The final project, a collection of dwellings, emerged from the ecology, through the established interdependence of housing and health in the New Zealand context. The mapping identified key users who formed the design brief. Each of these scenarios prescribed a different housing typology, depending on the level of interaction with the clinical centre. This narrative approach epitomized an empathetic way of designing; to describe inhabitation and the experiential quality of space—‘ethics as the counterpoint to rationality’ (Rowe, 1987). The ‘design by connection’ method permeates the project, from the interactions between housing blocks and different resident types, to the interactions within an individual dwelling. In this way, the ‘hospital’ becomes more hospitable— the root of these works meaning ‘a place for strangers’.

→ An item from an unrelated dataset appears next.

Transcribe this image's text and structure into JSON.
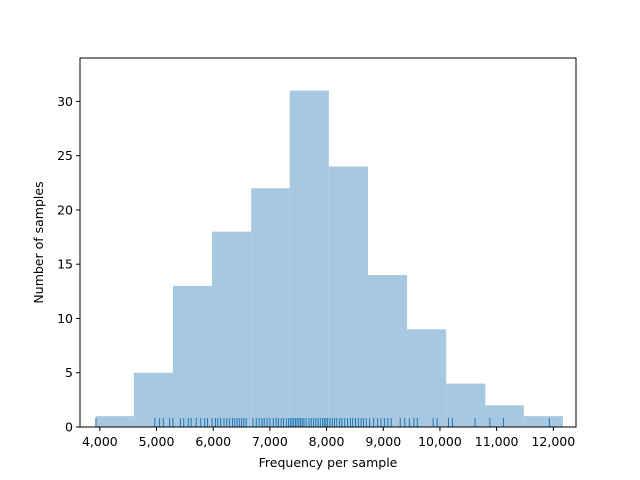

The thesis culminates in the ecological approach to complexity, where architecture is not a mute object or a single moment of creation imposed on a context but rather an emergent force creating ripples in its ecosystem. When we design in this way, we leverage Complexity rather than attempting to simplify or ‘dominate’ it. An architect designing within complexity assumes the role of a curator bringing together seemingly disparate threads and creating new connections to make a whole.

 

Critic's Text

As part of the Urban Pedagogy Lab, Kavita Sharma proposes the role of the architect is to navigate complexity, cultivating methods to act as a curator of relationships, as much as a designer of spaces.

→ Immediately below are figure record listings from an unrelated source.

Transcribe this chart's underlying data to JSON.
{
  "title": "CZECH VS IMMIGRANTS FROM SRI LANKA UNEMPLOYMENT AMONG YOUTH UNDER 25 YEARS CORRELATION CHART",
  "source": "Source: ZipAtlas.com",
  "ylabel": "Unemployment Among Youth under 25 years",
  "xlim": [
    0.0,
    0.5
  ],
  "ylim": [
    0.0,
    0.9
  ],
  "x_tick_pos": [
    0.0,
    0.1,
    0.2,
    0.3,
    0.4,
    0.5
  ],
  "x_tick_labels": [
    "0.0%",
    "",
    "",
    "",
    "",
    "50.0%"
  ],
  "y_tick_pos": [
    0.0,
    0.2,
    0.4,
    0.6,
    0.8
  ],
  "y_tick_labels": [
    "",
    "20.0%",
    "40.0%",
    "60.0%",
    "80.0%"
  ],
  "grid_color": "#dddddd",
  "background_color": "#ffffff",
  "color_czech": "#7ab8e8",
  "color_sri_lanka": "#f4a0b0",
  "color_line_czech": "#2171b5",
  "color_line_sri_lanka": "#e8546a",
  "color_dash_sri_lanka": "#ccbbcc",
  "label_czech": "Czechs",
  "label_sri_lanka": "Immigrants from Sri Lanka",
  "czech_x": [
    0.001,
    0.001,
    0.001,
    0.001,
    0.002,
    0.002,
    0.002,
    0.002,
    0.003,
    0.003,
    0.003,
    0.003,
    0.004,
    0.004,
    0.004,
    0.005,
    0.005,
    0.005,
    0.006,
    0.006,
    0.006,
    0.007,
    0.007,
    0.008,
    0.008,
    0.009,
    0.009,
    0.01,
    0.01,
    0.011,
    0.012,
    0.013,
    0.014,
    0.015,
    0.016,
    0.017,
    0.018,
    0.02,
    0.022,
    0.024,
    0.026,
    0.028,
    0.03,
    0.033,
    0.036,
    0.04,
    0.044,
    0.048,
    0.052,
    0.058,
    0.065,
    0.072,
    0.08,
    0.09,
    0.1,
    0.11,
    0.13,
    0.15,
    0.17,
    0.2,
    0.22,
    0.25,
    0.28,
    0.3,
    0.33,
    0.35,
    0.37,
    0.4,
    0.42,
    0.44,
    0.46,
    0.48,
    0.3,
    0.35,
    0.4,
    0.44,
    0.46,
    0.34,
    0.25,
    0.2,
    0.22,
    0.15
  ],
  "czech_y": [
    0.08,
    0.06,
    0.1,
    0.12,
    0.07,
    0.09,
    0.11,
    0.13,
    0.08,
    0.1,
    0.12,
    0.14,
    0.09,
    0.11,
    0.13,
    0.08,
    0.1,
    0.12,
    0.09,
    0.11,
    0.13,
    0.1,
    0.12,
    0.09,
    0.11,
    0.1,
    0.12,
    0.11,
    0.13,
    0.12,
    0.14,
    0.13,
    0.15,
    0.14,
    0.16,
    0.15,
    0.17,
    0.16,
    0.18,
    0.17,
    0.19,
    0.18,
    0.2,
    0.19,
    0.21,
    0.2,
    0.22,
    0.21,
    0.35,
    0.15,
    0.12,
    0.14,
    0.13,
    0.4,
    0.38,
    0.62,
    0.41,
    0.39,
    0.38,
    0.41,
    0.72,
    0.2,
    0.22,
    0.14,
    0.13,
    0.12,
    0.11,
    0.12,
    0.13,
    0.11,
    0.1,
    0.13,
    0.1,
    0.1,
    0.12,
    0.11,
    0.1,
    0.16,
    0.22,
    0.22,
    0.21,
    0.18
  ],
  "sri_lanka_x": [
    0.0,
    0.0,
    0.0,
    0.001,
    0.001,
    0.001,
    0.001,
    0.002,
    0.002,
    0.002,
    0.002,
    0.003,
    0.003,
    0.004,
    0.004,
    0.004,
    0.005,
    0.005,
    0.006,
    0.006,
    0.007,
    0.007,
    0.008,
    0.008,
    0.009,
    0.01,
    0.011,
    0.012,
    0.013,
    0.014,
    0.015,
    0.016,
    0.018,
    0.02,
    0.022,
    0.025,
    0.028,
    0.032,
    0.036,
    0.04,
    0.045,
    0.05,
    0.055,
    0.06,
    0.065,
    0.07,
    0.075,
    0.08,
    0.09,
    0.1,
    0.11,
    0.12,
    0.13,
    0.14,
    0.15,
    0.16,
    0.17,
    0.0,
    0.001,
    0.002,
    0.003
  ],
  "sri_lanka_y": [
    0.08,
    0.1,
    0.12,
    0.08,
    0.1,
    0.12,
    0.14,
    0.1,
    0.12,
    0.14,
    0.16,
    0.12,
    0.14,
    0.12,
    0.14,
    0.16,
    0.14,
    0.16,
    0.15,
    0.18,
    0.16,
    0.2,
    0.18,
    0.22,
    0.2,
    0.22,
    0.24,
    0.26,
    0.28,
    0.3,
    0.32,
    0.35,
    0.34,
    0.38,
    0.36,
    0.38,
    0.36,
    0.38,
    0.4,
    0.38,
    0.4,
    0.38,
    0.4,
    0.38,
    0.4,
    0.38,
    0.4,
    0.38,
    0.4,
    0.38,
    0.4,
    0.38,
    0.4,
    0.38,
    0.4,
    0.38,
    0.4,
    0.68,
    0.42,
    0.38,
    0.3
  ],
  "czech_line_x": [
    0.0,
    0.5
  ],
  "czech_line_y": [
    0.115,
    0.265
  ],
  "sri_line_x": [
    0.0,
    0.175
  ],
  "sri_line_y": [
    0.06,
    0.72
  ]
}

Working in partnership with Ara Manawa, this position emerged through speculating on the future of the Greenlane Clinical Services Center, a significant hospital site with a complex history. Located on the isthmus of Tāmaki Makaurau Auckland, the inward looking hospital campus faces away from its largely residential neighbourhood, cut off from Cornwall Park and the tupuna maunga, Maungakiekie.

Since its inception the hospital has developed in an ad hoc manner. With healthcare issues ever increasing and densification of the neighbourhood happening at pace, new pressures emerge. Drawing on histories of approaches to complexity, combined with expanded architectural practices of ‘bottom up development’, Kavita acts as an interlocutor of possibility. New relationships are mapped across multiple government agencies, NGO’s, staff and neighbourhood groups to imagine increased agency and connection.

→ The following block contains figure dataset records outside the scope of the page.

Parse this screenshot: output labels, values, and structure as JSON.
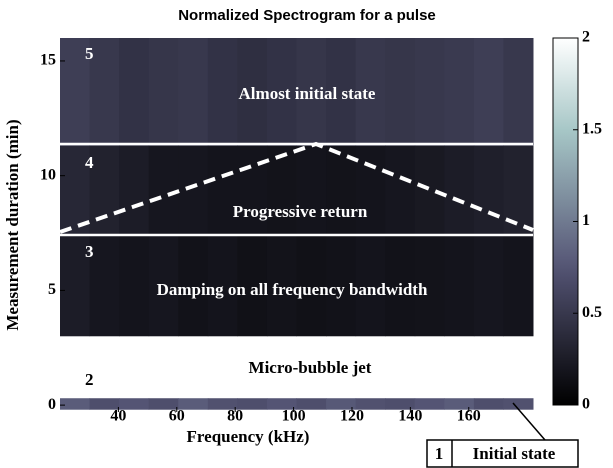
{
  "chart_data": {
    "type": "heatmap",
    "title": "Normalized Spectrogram for a pulse",
    "xlabel": "Frequency (kHz)",
    "ylabel": "Measurement duration (min)",
    "xlim": [
      20,
      182
    ],
    "ylim": [
      -0.3,
      16
    ],
    "xticks": [
      40,
      60,
      80,
      100,
      120,
      140,
      160
    ],
    "yticks": [
      0,
      5,
      10,
      15
    ],
    "colormap": "bone",
    "clim": [
      0,
      2
    ],
    "cticks": [
      0,
      0.5,
      1,
      1.5,
      2
    ],
    "bands": [
      {
        "ylim": [
          -0.2,
          0.3
        ],
        "values": [
          0.8,
          0.7,
          0.75,
          0.7,
          0.8,
          0.72,
          0.7,
          0.75,
          0.7,
          0.78,
          0.72,
          0.7,
          0.75,
          0.8,
          0.7,
          0.72
        ]
      },
      {
        "ylim": [
          3,
          7.4
        ],
        "values": [
          0.25,
          0.2,
          0.18,
          0.2,
          0.16,
          0.18,
          0.15,
          0.17,
          0.15,
          0.16,
          0.18,
          0.16,
          0.17,
          0.18,
          0.2,
          0.18
        ]
      },
      {
        "ylim": [
          7.4,
          11.3
        ],
        "values": [
          0.35,
          0.3,
          0.25,
          0.2,
          0.2,
          0.18,
          0.18,
          0.17,
          0.18,
          0.17,
          0.18,
          0.2,
          0.22,
          0.25,
          0.28,
          0.3
        ]
      },
      {
        "ylim": [
          11.3,
          16
        ],
        "values": [
          0.55,
          0.5,
          0.45,
          0.48,
          0.5,
          0.45,
          0.42,
          0.45,
          0.48,
          0.45,
          0.5,
          0.48,
          0.5,
          0.52,
          0.55,
          0.5
        ]
      }
    ],
    "annotations": {
      "region_5": "5",
      "region_5_text": "Almost initial state",
      "region_4": "4",
      "region_4_text": "Progressive return",
      "region_3": "3",
      "region_3_text": "Damping on all frequency bandwidth",
      "region_2": "2",
      "region_2_text": "Micro-bubble jet",
      "region_1": "1",
      "region_1_text": "Initial state"
    }
  }
}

The issues are first distilled through a small scale case study; a currently closed on-site swimming pool, funded by staff and built for staff and community use, is re-invigorated by proposing new management scenarios through relationships with a neighbourhood gym and nearby school. This relational approach is then scaled up to tackle the challenging and entangled questions of workforce supply and patient accommodation. With new relationships mapped across multiple bodies to fund development, the proposal sees staff, university medical students, patients from remote locations and patients without homes all housed on the site, while providing increased amenity and opening new connections to the neighbourhood.

Working alongside her colleagues in the Lab and with Ara Manawa Kavita developed this highly detailed proposal and honed a capacity to communicate such complex scenarios is highly effective ways.